House Bill 145 follows the media firestorm at University of Missouri last fall. Students at Mizzou had reported racial profiling and hate crimes but received no substantial action from the university. The struggle gained national attention when the football team joined the cause. The team threatened to not play until school officials acted on the claims of the profiled students. Within days, university president Tim Wolfe stepped down.

During the final week of protests, a new problem emerged when a communication professor demanded a student journalist leave the protest area set up by students on university grounds. In a viral YouTube video, Melissa Click asked for “muscle” to remove the photojournalist forcefully. Protesters were then led in a chant by Click to jeer and tell the journalist to go.

Also last fall, Yale University was embroiled in the free speech fight. Professor Erika Christakis sent an email questioning the university’s policy of advising students on Halloween dress. The email questioned limitations set on students’ right to free speech through their costumes.

“I know that many decent people have proposed guidelines on Halloween costumes from a spirit of avoiding hurt and offense. I laud those goals, in theory, as most of us do,” Christakis said in her email.

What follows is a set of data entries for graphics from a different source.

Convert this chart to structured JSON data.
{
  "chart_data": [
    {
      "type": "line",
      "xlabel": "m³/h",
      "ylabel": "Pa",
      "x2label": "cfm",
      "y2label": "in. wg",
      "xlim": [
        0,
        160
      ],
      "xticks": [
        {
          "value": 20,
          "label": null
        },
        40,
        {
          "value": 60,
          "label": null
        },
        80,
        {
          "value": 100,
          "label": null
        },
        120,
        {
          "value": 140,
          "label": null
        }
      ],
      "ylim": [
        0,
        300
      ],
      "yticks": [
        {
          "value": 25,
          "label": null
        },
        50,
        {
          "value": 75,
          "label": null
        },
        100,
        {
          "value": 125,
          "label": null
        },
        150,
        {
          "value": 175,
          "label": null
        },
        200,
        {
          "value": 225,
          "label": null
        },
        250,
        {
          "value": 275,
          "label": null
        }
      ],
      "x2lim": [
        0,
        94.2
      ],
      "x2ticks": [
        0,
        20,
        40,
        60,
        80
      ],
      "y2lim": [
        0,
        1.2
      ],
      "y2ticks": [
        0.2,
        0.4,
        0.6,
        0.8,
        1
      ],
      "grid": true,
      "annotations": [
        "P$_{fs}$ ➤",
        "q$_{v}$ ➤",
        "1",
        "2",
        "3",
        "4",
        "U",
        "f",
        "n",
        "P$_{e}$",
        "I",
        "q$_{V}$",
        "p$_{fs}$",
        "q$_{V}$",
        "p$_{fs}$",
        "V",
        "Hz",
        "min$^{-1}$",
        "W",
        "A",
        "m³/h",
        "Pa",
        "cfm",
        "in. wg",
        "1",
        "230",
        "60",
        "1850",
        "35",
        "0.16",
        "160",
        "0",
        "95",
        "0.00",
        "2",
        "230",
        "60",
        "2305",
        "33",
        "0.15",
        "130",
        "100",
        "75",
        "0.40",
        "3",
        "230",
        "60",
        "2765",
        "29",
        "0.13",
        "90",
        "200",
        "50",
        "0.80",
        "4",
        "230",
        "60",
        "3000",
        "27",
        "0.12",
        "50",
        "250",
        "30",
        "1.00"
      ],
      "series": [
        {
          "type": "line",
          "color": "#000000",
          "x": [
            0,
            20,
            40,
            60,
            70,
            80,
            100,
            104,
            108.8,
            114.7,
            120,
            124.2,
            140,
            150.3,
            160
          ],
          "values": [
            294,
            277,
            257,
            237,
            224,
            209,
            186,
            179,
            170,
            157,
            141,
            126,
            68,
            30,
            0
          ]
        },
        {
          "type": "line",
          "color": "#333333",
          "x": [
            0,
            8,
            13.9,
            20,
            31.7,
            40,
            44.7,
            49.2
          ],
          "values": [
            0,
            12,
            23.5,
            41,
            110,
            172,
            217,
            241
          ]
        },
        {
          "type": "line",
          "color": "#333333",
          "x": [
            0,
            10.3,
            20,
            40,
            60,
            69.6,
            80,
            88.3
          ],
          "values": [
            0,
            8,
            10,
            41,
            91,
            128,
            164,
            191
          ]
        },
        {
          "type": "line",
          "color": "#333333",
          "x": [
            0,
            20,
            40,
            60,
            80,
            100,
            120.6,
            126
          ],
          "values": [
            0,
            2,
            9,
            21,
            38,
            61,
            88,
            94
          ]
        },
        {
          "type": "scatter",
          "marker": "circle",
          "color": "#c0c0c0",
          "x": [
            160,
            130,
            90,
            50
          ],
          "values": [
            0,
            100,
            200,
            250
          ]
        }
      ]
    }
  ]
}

“But in practice, I wonder if we should reflect more transparently, as a community, on the consequences of an institutional (which is to say: bureaucratic and administrative) exercise of implied control over college students.”

Students quickly rejected her email through public outcry and demanded she resign.

The University of Louisville had free speech controversy when President James Ramsey was photographed wearing a sombrero and stereotypical Mexican clothing for Halloween. A Cardinal editorial sparked national attention as both students and faculty demanded an apology from Ramsey and his staff. More than 50 protesters marched to Grawemeyer Hall to demand a meeting with Ramsey, which they got.

Some took to social media and questioned the harm in the president’s costume.  He has since apologized and begun cultural sensitivity training along with his staff.

Meeks (D)

Reginald Meeks (D – Jefferson County)

Meek’s says his act will encourage free speech and states:

Public postsecondary education institutions shall not impose restrictions on the time, place, and manner of student speech that:

(1) Occurs in areas of the institution’s campus; and

(2) Is protected by the First Amendment to the United States Constitution unless the restrictions:

(a) Are reasonable;

(b) Are justified without reference to the content of the regulated speech;

(c) Are narrowly tailored to serve a significant governmental interest; and

(d) Leave open ample alternative channels for communication of the information.